Simon constructs a white plaster egg eight feet tall and positions it in the sitting room. The women are watching, sitting on the gray couch. He smashes the egg with an iron-headed maul. Inside are three naked young men. Their names are Harry.

Three

I
presented myself to the husband. He was an impressive figure in his brown velvet smoking jacket frogged (an ornamental fastening for the front of a coat consisting of a button and a loop through which it passes) with real frogs. I was wearing full dress with a red sash on which all thirty-four of my merit badges were displayed.

“Let there be no misunderstanding,” I said. “I am here to ask for the hand in marriage of your wife.”

He accepted this news calmly. He handed me a brandy in a brandy glass.

“I see you have Penmanship,” he said regarding my sash. “Nothing gives one a better opinion of oneself than Penmanship.”

“I also have Reverie,” I said, pointing to Reverie.

“As to what you propose,” the husband went on, “the girl is too young. Much, much too young. Too young and too beautiful. But a girl. Practically a maid if we are thinking of life experience.”

“I love her,” I said. “I want to make that clear. I love her, as that term is understood by me. Her perfections —”

“Yes, yes, that’s all very well,” the husband said, knocking back a bit of the brandy. “To be sure. An attractive match, from some points of view.” He looked at his swords, which were crossed on the wall above the fireplace. “You are young and vigorous. I know your
family of old. Good people. Your income is acceptable. Your prospects bright. You have delicacy of feeling. You are not bad-looking, aside from the scar.”

“That was Counterinsurgency,” I said pointing to the Counterinsurgency on my sash.

“Yes,” the husband said, quieting a frog with his stroking fingers. “You are a fine fellow, as fellows go. But —”

“I faint a good deal,” I said. “In fairness I must tell you that fainting is something I do a lot. Even now —”

“Yes,” the husband said, “that often happens, with you younger men. But may I point out that the lady, or rather the girl, whose hand you seek has already made other arrangements?”

“I am aware of that and do not consider it an insurmountable obstacle. You see I have Surmounting.” I pointed to same, on my sash.

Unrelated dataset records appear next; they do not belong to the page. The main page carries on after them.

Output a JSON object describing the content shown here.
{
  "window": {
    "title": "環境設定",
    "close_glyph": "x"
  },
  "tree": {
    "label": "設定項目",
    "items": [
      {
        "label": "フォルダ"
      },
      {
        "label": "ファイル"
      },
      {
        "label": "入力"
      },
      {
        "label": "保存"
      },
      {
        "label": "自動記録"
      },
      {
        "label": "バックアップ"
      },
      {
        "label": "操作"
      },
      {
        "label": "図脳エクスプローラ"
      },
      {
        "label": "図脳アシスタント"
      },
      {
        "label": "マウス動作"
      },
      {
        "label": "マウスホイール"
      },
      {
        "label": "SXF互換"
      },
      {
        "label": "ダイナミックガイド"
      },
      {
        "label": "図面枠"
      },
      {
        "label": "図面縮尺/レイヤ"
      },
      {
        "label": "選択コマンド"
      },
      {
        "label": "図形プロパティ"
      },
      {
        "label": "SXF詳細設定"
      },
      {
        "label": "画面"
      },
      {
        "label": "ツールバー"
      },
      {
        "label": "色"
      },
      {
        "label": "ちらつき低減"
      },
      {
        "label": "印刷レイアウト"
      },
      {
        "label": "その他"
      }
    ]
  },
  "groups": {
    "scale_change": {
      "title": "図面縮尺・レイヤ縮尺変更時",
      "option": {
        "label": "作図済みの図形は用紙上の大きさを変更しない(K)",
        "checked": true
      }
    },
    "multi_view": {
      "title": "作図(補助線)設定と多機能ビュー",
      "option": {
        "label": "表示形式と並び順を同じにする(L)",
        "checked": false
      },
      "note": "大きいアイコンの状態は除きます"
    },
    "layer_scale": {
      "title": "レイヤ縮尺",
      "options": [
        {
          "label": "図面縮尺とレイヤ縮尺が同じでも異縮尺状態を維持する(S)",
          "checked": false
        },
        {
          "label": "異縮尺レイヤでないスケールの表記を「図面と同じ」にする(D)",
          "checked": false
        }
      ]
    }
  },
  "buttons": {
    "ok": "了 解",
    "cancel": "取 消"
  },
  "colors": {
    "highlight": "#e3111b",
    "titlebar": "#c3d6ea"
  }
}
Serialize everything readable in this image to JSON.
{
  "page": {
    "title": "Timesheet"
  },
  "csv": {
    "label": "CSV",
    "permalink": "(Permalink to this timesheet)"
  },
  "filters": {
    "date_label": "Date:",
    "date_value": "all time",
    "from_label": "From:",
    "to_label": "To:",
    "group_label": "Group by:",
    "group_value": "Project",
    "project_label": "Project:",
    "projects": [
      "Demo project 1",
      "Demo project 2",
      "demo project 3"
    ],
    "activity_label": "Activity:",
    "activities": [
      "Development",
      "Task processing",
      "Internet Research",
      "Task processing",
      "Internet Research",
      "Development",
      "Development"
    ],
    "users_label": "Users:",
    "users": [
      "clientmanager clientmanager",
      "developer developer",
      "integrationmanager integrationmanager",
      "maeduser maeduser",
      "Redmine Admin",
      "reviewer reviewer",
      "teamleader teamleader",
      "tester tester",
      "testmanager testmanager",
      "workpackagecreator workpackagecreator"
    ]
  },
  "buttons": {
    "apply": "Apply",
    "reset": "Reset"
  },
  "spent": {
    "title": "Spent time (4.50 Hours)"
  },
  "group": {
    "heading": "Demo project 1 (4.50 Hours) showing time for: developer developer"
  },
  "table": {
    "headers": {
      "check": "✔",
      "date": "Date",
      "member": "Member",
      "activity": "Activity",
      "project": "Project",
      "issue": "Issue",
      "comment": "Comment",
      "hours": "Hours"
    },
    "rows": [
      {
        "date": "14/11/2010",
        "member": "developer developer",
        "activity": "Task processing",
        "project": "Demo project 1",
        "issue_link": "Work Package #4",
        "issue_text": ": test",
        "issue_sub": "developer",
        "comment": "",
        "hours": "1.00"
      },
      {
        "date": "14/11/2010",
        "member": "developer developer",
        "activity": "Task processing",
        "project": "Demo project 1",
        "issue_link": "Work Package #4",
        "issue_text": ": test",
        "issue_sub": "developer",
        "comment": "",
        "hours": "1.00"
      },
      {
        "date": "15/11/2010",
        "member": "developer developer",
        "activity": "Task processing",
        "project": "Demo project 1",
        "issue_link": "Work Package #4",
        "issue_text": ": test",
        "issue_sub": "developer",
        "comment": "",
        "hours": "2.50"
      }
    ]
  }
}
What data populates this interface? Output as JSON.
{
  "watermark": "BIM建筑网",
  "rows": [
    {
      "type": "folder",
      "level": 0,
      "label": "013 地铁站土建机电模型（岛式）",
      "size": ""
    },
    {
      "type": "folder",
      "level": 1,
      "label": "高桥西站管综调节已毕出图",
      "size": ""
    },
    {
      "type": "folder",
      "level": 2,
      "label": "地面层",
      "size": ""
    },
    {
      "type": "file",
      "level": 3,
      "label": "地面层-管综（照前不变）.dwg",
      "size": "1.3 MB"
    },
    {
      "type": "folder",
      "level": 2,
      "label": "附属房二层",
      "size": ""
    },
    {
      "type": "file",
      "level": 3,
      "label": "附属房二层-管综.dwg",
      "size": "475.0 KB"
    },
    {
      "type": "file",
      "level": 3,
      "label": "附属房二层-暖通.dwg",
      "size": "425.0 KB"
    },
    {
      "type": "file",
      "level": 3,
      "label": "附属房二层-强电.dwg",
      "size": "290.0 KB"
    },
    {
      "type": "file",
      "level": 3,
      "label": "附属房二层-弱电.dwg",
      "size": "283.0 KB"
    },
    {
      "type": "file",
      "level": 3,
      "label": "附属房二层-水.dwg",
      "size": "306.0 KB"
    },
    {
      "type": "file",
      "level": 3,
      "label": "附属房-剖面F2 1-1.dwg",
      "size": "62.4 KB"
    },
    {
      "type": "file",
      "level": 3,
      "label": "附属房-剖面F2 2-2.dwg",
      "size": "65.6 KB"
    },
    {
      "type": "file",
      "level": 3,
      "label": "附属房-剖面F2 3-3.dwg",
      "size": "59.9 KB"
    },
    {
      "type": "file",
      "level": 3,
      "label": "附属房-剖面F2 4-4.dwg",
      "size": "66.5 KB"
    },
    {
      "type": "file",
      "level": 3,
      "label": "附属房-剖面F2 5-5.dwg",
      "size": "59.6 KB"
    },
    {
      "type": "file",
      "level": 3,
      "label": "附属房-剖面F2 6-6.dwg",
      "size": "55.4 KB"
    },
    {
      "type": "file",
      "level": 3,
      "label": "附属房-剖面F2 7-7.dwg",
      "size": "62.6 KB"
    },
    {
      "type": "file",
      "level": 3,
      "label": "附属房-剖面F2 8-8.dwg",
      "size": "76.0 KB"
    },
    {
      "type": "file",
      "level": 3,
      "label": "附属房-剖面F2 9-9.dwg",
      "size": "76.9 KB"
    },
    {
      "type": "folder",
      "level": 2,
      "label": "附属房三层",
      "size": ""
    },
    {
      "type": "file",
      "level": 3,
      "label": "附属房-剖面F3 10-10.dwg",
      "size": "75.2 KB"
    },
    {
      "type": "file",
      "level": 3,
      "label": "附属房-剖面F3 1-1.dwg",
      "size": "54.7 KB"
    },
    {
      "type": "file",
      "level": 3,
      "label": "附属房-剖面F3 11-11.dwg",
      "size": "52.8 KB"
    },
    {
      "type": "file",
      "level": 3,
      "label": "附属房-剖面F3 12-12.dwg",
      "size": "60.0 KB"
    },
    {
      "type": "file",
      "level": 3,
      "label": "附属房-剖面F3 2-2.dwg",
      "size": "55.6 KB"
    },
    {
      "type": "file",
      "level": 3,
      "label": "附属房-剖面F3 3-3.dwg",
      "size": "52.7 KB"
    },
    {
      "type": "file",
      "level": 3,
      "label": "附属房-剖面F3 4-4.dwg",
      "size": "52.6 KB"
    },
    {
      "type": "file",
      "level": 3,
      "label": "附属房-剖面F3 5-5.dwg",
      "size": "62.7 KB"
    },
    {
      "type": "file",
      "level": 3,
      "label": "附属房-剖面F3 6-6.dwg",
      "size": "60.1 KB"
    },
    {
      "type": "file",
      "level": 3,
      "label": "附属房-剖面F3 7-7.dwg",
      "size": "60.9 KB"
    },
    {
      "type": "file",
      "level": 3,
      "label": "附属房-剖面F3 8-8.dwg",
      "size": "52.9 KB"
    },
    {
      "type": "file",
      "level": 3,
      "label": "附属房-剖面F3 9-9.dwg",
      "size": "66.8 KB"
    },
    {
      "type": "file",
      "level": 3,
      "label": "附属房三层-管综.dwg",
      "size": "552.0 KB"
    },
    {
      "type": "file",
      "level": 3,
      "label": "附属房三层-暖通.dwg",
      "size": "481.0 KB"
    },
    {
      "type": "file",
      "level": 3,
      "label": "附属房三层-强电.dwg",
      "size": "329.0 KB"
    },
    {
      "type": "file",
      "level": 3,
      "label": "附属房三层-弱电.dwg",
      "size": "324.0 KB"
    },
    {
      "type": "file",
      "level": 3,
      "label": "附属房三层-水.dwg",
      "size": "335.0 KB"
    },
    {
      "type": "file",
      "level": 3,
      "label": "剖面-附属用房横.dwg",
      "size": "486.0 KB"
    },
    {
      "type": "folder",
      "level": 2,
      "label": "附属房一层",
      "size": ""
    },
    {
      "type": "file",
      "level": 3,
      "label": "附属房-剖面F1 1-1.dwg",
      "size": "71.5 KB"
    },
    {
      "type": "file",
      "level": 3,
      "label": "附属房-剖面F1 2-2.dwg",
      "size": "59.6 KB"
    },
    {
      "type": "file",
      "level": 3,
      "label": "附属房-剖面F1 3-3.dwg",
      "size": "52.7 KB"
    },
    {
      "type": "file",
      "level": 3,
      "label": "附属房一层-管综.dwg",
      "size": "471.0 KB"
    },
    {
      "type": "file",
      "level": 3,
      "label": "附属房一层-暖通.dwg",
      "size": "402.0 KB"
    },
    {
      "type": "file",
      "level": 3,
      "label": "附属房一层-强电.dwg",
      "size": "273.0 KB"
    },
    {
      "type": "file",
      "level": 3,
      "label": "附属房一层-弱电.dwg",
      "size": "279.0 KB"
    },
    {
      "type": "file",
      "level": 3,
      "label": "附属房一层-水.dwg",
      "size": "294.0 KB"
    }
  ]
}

“Let me top you up,” the husband said and did so from his decanter which bore a small silver plaque on a silver chain reading
Gift of the Mongolian People’s Republic.

“You perhaps think I am not right. For Marie-Helene,” he continued.

I made “no no no” noises.

“It is true that I am a man of a certain temperament,” he said. “But
not right!
Marie-Helene doesn’t think so. Only this morning she was remarking upon my muscle tone.”

He ripped open his smoking jacket to display the naked muscle tone beneath. I had to admit it. This was good skin, clear, smooth, rosy in color.

“Also there is my superb singing voice,” the husband said.

He sang then some of Satie’s furniture music. There was no gainsaying the fact that he had a superb singing voice.

“Sir,” I said, during a crack in the singing, “she loves me.”